Fig. 1 Wout Berger, Diemerzeedijk. IBS-Code 025-007. June 1986, from the series Giflandschap/Poisoned Landscape, chromogenic print, 40 x 50 cm.

Berger had been working in North Holland – the province of the Dutch capital Amsterdam. In South Holland, the metropolis Rotterdam, with its extensive industrial harbor and its modern architecture that was newly built after the destruction of the Second World War, offered sites that were attractive for photographers of a new kind of photography. With a field camera transported on the back of his bike, photographer Jannes Linders (b. 1955) was a frequent visitor of the Rotterdam urban landscapes and harbor in the 1980s. In his early art academy years, from 1976 to 1981, Linders attended exhibitions by Lee Friedlander and Walker Evans at the Lijnbaancentrum in Rotterdam, which, according to him, influenced his work. Although he worked in a broad field of artistic production – he was a portrait, theater, and museum object photographer as well – he also made work in the genre of architecture photography, which in those days was regarded with little esteem because it was thought to be a serving form of photography. Through the Swiss magazine Camera, he learned about the innovative landscape photography by photographers of the New Topographics.[18]

Already in 1983, in the context of a commission for urban photography by the Amsterdam City Art Fund, Linders positioned his own work in the photography production of his time:

‘Looking at a large part of Dutch photojournalism, one can see that almost exclusively distorting wide-angle lenses, coarse grain and burnt-in skies which are made use of. These techniques have to do with social engagement of the photographer, but throughout the years have become so widely accepted that they rather often bury the actual subject and therewith lose their original power of expression. Of course, the human condition is also important in my photographs. However, I believe that this aspect can also, and maybe in these times even stronger, be expressed from the ‘other side’: the typical, graphical and psychological effect of the built environment itself. …. The photography I am engaged in occurs little in the Netherlands as far as I know. It is the searching of a balanced combination of information, aesthetics and emotionalism. What I strive for is a restrained monumentality, with photographs that ask for attention without forcing their content on the beholder.’[19]

Of course, as noted above, Wout Berger was also working with his field camera in a more withdrawn manner, describing a new kind of photography from his tower wagons. But it is clear that this way of photographing was still very uncommon in Holland. Commissioned by the Rijksmuseum in Amsterdam, Linders made a series of black-and-white photographs entitled Landscape in the Netherlands in 1988-90. (Fig. 2)


Fig. 2. Jannes Linders, On the A13 near the Delft-Zuid exit, 1988-90, from the series Landschap in Nederland/Landscape in the Netherlands, commissioned by the Rijksmuseum Amsterdam.

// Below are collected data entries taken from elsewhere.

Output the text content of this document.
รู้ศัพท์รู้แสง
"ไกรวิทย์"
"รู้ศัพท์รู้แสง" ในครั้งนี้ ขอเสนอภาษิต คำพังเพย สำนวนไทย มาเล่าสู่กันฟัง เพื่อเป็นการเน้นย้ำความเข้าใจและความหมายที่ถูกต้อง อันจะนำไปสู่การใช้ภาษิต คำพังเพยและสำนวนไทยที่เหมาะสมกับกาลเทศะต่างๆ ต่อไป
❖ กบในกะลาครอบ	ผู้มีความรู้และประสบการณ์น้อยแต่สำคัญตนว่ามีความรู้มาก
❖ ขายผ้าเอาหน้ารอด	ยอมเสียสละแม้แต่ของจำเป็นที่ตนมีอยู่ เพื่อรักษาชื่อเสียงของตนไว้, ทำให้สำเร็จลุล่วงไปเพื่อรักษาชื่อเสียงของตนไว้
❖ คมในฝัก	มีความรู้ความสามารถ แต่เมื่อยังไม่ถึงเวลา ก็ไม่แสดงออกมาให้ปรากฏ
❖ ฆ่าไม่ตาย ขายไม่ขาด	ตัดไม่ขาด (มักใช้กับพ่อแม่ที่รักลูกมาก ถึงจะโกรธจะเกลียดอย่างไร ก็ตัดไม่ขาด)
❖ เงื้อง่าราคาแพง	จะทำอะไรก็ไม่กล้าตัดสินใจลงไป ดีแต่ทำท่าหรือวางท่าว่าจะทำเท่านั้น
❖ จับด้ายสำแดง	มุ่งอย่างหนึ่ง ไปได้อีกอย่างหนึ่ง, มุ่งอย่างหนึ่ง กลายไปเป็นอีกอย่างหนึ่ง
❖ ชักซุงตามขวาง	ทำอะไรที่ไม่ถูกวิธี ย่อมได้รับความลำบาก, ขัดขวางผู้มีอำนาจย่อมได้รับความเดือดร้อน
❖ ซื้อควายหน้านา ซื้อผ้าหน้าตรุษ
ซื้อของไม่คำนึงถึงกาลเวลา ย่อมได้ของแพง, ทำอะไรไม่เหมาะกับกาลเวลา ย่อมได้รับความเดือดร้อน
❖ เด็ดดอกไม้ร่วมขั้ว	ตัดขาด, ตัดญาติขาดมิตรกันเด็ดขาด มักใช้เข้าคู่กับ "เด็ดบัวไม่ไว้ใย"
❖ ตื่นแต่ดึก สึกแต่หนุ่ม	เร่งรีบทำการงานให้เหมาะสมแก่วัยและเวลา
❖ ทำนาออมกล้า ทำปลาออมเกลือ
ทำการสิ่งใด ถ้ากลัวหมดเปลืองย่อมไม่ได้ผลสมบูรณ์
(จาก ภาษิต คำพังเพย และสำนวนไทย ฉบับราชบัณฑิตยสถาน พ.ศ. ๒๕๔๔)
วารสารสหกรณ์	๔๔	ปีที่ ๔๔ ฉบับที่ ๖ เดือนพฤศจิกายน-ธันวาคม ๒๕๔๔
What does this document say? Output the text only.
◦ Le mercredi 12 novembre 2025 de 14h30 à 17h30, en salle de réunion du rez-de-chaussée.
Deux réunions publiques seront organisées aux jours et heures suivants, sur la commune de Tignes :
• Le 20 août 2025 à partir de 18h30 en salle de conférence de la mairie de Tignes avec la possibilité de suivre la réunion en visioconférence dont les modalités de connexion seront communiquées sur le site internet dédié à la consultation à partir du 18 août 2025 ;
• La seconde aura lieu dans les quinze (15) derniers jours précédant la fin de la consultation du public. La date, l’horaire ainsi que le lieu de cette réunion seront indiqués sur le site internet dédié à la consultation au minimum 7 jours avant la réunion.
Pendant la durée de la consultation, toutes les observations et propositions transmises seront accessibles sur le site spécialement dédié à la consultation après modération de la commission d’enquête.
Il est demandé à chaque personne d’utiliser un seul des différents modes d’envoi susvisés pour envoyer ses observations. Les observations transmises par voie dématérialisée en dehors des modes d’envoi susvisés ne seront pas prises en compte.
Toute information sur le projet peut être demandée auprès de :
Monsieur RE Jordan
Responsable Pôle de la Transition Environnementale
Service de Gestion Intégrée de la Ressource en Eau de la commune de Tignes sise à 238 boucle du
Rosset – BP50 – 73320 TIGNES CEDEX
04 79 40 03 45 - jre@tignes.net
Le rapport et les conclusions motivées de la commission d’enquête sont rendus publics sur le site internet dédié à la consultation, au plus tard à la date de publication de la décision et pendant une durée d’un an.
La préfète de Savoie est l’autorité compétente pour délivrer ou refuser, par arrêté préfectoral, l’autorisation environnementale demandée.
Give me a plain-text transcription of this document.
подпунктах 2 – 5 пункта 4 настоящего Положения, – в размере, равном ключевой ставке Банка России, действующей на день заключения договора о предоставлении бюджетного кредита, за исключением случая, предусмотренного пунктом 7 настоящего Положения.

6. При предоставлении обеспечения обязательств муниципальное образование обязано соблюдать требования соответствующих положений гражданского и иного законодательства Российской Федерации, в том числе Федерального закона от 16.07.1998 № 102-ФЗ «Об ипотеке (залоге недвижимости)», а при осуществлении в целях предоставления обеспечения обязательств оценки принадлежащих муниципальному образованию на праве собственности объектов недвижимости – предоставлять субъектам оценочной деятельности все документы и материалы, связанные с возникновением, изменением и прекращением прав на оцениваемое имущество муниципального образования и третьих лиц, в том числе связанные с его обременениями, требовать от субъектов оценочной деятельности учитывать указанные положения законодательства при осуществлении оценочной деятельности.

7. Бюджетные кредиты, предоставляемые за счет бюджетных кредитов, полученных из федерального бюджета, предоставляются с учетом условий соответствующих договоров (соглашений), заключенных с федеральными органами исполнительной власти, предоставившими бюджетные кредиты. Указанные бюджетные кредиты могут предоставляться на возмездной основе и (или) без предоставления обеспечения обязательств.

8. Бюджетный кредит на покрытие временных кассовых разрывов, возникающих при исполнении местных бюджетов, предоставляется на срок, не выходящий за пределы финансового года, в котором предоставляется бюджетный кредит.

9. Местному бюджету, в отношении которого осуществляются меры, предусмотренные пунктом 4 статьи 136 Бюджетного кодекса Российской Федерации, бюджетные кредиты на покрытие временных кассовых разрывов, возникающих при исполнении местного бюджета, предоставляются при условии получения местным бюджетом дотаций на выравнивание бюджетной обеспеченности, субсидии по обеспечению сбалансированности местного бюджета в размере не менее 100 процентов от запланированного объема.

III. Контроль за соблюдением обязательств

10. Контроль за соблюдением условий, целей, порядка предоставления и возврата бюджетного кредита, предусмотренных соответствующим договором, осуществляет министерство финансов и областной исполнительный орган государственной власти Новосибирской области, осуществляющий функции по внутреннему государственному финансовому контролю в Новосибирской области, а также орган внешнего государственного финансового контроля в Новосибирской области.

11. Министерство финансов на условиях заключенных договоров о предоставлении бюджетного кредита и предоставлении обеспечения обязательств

It was the Rotterdam-based Perspektief gallery, together with its photo-theoretical magazine of the same name, which gave exposure to new forms of foreign landscape photography in the Dutch photography scene in the 1980s and positioned Dutch photography in an international context.[20] The work of Linders was internationally contextualized and positioned in exhibitions at Perspektief – for example, in the exhibition Stadslandschappen: Gabriele Basilico, John Davies, Jannes Linders, Gilbert Fastenaekens (Urban landscapes; 1986) and the event Architectuur & Fotografie (Architecture and Photography; 1986).